Another interesting design feature relates to how the compass is mounted to a tripod. Pocket transits are secured to tripods using a ‘U’ shaped bracket the slides into grooves machined into the side of the transit case. This compass design takes a more common approach, and one used by most surveyor compass manufacturers. That is, the mounting thimble or bracket screws into the base of the instrument. Pocket transits can’t use this arrangement because of the clinometer lever that extends through the bottom of the case. But since this compass doesn’t have a clinometer Ainsworth was free to use the more conventional mounting method.

BruntonSurvey5

 The compass mounting thimble screws directly into the base of the compass. A common arrangement with surveyors compasses, but not seen with pocket transits

 BruntonSurvey6

This view shows the mounting socket at the base of the compass

So there we have it. An interesting instrument that represents the adaptation of the popular pocket transit design for another purpose.

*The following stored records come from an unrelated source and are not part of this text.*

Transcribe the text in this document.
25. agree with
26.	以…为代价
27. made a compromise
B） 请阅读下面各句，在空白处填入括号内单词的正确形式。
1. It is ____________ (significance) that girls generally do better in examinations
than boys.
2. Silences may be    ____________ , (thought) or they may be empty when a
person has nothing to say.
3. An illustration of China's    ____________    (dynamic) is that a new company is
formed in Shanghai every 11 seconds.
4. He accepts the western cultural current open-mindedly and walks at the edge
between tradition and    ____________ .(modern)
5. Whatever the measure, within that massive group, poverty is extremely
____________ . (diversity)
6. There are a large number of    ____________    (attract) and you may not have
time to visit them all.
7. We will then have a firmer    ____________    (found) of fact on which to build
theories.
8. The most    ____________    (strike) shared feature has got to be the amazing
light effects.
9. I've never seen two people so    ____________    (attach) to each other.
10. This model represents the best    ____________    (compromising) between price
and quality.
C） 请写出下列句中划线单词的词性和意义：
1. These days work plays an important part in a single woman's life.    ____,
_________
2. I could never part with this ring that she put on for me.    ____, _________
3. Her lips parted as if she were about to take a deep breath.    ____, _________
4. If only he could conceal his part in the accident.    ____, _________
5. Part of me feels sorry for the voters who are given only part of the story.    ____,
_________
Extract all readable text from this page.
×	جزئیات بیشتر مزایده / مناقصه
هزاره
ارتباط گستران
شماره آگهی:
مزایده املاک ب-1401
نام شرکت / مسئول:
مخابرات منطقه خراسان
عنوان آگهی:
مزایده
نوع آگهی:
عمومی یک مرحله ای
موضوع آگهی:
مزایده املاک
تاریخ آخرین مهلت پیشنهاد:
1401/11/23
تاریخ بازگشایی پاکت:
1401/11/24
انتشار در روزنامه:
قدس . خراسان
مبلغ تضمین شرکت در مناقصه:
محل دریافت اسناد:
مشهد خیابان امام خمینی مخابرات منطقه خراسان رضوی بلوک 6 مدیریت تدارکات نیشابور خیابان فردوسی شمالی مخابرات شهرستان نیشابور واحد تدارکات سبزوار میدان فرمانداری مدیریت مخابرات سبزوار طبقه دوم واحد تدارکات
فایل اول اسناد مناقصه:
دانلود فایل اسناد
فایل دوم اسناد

If any of my readers have any additional information on this instrument I’d love to hear from you. Please just leave your comments on the blog for all to see. Thanks!

– Brian

More Money Than Sense?

Last night on eBay someone plunked down $1,200.00 (plus $25 shipping) to purchase a used Brunton pocket transit. Silly impulse purchase? A case of SUI (Surfing Under the Influence)? Or does the buyer know something I don’t?

BruntonAuction1

This auction opened and closed on the same day. The opening bid price (set by the seller) was $700, with a buy-it-now price set at $1,200. I thought $700 was somewhat high, but clearly someone else thought $1,200 was just right

You see, this particular Brunton appears to sport the serial number 232 (although it’s hard to make out in the lousy photos the seller provided). If the serial number is valid this puts it somewhere in the first or second year of production – around 1895. This is by far the earliest production Brunton I’ve ever seen for sale.

bruntonAuction2

Given what information could be gleaned from the poor photos the seller provided, this transit looks right for an early model – hand engraving on the lid (with no sine tables), small view hole in the lid, no lid mounted peep sight, no tripod bracket slots and a single tube level on the clinometer

I sincerely hope the buyer is happy with his/her purchase. Who knows, perhaps it’s destined for a museum collection (which might explain why it sold so fast at the buy-it-now price). If the buyer happens to read this blog I’d love to hear more about your decision to purchase this pocket transit and perhaps provide a few detailed photos of this remarkable example to share with the readership.

I’ve added this Brunton to the Pocket Transit Serial Number Project spreadsheet so we have a record of its existence and sale. To date it is the second oldest Brunton on the list. I’d love to know more about its history – who owned it, where it was purchased, where it was used. These fine old instruments usually have a great story to tell.